Take a moment to think about what it would be like to actually do what you dream of doing and consider the downsides. Here are a few examples I can think of that strike me as common “dream jobs”:
- Fighter pilot – Pros: fly cool airplanes, wear bitchin’ aviator sunglasses, get to call everyone “Goose” without explanation. Cons: years of difficult training, highly dangerous, long stretches away from loved ones (especially true in the Navy).
- Rock star/movie star – Pros: tons of attention from whatever sex you’re interested in, worldwide fame, wealth, access to any kind of intoxicants you like to ingest at the drop of a hat. Cons: zero privacy, constant scrutiny from critics, stalkers, everyone you know probably wants something from you.
- Successful entrepreneur – Pros: make your own schedule, work in underpants (if that’s your thing), don’t have a single boss to tell you what to do, can tell people you’re an entrepreneur. Cons: make your own schedule to fit the 12+ hours of work you have to put in 7 days a week, investors and clients who tell you what to do, people will constantly approach you with pitches.
Maybe these cons still don’t dissuade you. That’s fine – I’m not saying anyone should give up on their dreams just because there are downsides. Instead, I think it’s worth considering an alternative way of viewing opportunities that isn’t so tainted by the popular notion of passion.

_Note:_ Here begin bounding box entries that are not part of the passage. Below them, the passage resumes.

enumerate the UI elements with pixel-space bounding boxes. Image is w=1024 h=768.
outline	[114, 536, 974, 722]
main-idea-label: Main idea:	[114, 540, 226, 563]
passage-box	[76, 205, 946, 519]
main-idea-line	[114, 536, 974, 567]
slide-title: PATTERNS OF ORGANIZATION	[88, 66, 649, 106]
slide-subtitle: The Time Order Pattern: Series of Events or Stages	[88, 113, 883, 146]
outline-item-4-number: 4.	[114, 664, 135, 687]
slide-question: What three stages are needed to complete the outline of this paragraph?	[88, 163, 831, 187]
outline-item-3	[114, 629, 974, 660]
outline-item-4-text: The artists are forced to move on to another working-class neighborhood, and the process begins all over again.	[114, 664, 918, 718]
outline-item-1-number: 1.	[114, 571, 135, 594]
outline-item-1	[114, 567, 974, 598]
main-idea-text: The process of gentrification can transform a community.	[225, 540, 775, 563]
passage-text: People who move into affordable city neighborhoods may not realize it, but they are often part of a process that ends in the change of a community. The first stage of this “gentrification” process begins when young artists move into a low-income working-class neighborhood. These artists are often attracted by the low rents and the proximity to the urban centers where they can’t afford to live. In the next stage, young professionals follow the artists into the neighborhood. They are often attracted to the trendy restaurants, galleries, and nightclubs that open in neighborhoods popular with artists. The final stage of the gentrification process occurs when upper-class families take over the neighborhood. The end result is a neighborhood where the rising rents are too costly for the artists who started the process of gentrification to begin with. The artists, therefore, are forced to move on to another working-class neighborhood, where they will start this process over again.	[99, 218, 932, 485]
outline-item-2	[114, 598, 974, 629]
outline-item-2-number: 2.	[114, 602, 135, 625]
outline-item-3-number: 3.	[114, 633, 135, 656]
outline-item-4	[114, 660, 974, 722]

It’s far more constructive, on both a personal and professional level, to be open to changing your own personal goals based on what’s placed in front of you.
The Solution
The best way to avoid getting sucked into any of these traps is to do two things:
- Explore. Try out new things that you wouldn’t normally consider. If someone offers you a job that is unfamiliar in some way (sector, occupation, whatever), don’t dismiss it outright. Don’t set large goals for the future – set some small ones that revolve around making yourself better, and focus on doing that perpetually. Life rarely works out how you want it to, but it can be satisfying if you’re willing to work on understanding and improving yourself on a regular basis. Don’t get so blinded by the idea of being passionate that you think you need to love every moment of every day. It’s not going to happen.
- Get to work. Stop fluttering around trying to find “perfect” solutions to your problems, both personal and professional. Nothing is perfect, and any type of job you pick is going to have downsides. Believe it or not, even Richard Branson has boring moments and Navy SEALs still need to clean toilets. Decide on a direction and head towards it. Maybe you’ll hate it, and maybe you won’t – either way, at least you’ll be doing something and not wasting time trying to find a perfect path.
Bottom line: if you’re going to have a passion about anything, be passionate about working on yourself and exploring the world you live in. Don’t pigeonhole yourself into this idea that passion will get you to where you want to go.
Chances are very good that you won’t get exactly where you’re going, and it’s more important to find ways to smile through whatever speed bumps you come across.